The comic shop that he operated since 1989 was gone; a fire wiped out the strip mall that housed his business, along with every comic, every statue, every figurine and every other collectible Bradley had – a collection he estimated to be worth more than $500,000.
“When the fire happened, it was just an overload of emotions [for me],” Bradley said. “I just got silent on the phone… I didn’t know what to do that first morning.”
But, like those same superheroes with vulnerabilities, Bradley and his super staff have the luxury of a following – a community of fans who, no matter what, will stand behind. Ever since the fire, fans and friends have helped Bradley to rebuild and begin selling comics once again out of a “satellite” location found at 135 West Jericho Turnpike. They are supplying donations through an “Indiegogo” fundraiser at www.indiegogo.com/projects/help-rebuild-collectors-kingdom.
“As crazy as it sounds, [scouting locations] was what I did most of the day [after the fire],” Bradley said.
That day after scouting, Bradley returned to the burnt shop and spoke with reporters. In that interview, he said, something he said caught him by surprise.
“I made a comment about the store meaning so much to past, present and future comic collectors,” he said.
“What’s a ‘future’ comic collector?” he remembered thinking.
Bradley turned around, and outside of the boarded up shop on a lock installed to keep intruders from trespassing, he saw something: a Polaroid picture.
“I went over there and pulled it out,” he said.
The picture, which featured a baby boy, read “Logan Nathaniel Hofguard: future comic collector.”
“It had to have been taken within last 48 hours, and I knew a couple that had been in the store just a few days earlier and was looking to buy something for a baby named Logan,” he said.
Logan as in James “Logan” Howlett, the alter ego of famous X-Men character, Wolverine – the baby’s father’s favorite super hero, Bradley said.
“That’s what future comic collector is, that right there,” Bradley said. “The store has run the gambit of generations at this point. I’ve been there long enough where the kids that I helped [pick out comics] are coming to with kids of their own.”
Along with rebuilding the shop for those former comic collectors, Bradley was also overwhelmed by the outpour of support from former customers and workers that vowed to help him “rebuild.” One such person is Timothy Wan, managing partner for Smith Carroad Levy & Wan law firm in Commack and a former employee of Bradley’s who is now serving as his lawyer.
“I read letter after letter [from people close to the store] about how much it meant to them and, really, that’s what kicked me,” Bradley said. “I stayed later that night [in the parking lot of the burnt-down shop] and stood there.”
Seven o’clock, eight o’clock, nine o’clock; Bradley said the time flew by and so did the customers.

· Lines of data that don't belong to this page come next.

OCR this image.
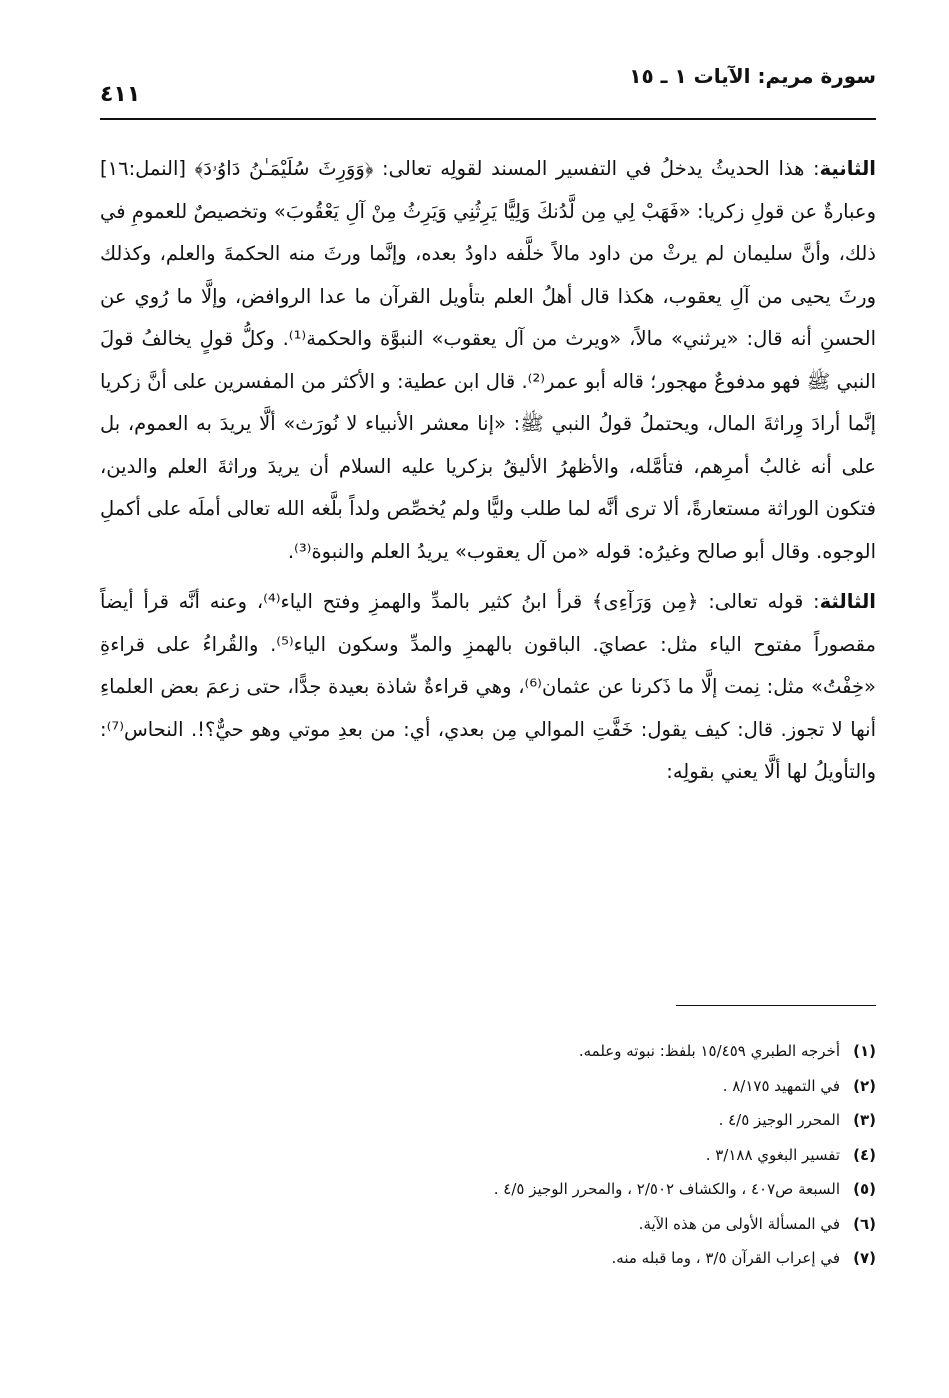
سورة مريم: الآيات ١ ـ ١٥
٤١١

الثانية: هذا الحديثُ يدخلُ في التفسير المسند لقولِه تعالى: ﴿وَوَرِثَ سُلَيْمَـٰنُ دَاوُۥدَ﴾ [النمل:١٦] وعبارةٌ عن قولِ زكريا: «فَهَبْ لِي مِن لَّدُنكَ وَلِيًّا يَرِثُنِي وَيَرِثُ مِنْ آلِ يَعْقُوبَ» وتخصيصٌ للعمومِ في ذلك، وأنَّ سليمان لم يرثْ من داود مالاً خلَّفه داودُ بعده، وإنَّما ورثَ منه الحكمةَ والعلم، وكذلك ورثَ يحيى من آلِ يعقوب، هكذا قال أهلُ العلم بتأويل القرآن ما عدا الروافض، وإلَّا ما رُوي عن الحسنِ أنه قال: «يرثني» مالاً، «ويرث من آل يعقوب» النبوَّة والحكمة⁽¹⁾. وكلُّ قولٍ يخالفُ قولَ النبي ﷺ فهو مدفوعٌ مهجور؛ قاله أبو عمر⁽²⁾. قال ابن عطية: و الأكثر من المفسرين على أنَّ زكريا إنَّما أرادَ وِراثةَ المال، ويحتملُ قولُ النبي ﷺ: «إنا معشر الأنبياء لا نُورَث» ألَّا يريدَ به العموم، بل على أنه غالبُ أمرِهم، فتأمَّله، والأظهرُ الأليقُ بزكريا عليه السلام أن يريدَ وراثةَ العلم والدين، فتكون الوراثة مستعارةً، ألا ترى أنَّه لما طلب وليًّا ولم يُخصِّص ولداً بلَّغه الله تعالى أملَه على أكملِ الوجوه. وقال أبو صالح وغيرُه: قوله «من آل يعقوب» يريدُ العلم والنبوة⁽³⁾.

الثالثة: قوله تعالى: ﴿مِن وَرَآءِى﴾ قرأ ابنُ كثير بالمدِّ والهمزِ وفتح الياء⁽⁴⁾، وعنه أنَّه قرأ أيضاً مقصوراً مفتوح الياء مثل: عصايَ. الباقون بالهمزِ والمدِّ وسكون الياء⁽⁵⁾. والقُراءُ على قراءةِ «خِفْتُ» مثل: نِمت إلَّا ما ذَكرنا عن عثمان⁽⁶⁾، وهي قراءةٌ شاذة بعيدة جدًّا، حتى زعمَ بعض العلماءِ أنها لا تجوز. قال: كيف يقول: خَفَّتِ الموالي مِن بعدي، أي: من بعدِ موتي وهو حيٌّ؟!. النحاس⁽⁷⁾: والتأويلُ لها ألَّا يعني بقولِه:

(١)أخرجه الطبري ١٥/٤٥٩ بلفظ: نبوته وعلمه.
(٢)في التمهيد ٨/١٧٥ .
(٣)المحرر الوجيز ٤/٥ .
(٤)تفسير البغوي ٣/١٨٨ .
(٥)السبعة ص٤٠٧ ، والكشاف ٢/٥٠٢ ، والمحرر الوجيز ٤/٥ .
(٦)في المسألة الأولى من هذه الآية.
(٧)في إعراب القرآن ٣/٥ ، وما قبله منه.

Person after person, he said, pulled up, saw the aftermath and gave him their condolences.
“You’ll get it back,” he recalled them saying to him. “You’ll get it all back; we just have to rebuild.”
That rebuilding has already begun. Along with the satellite location and fundraising campaign, which had raised $2,126 as of press time Monday, Bradley is operating a Facebook fan page – administrated by former employee and friend, Jade Torres – at www.facebook.com/CollectorsKingdom. There he sad, fans of the shop can check in for updates, including ways to help out even further, such as an upcoming fundraiser that is scheduled for Feb. 27 – with more details to be announced in the coming weeks, he said.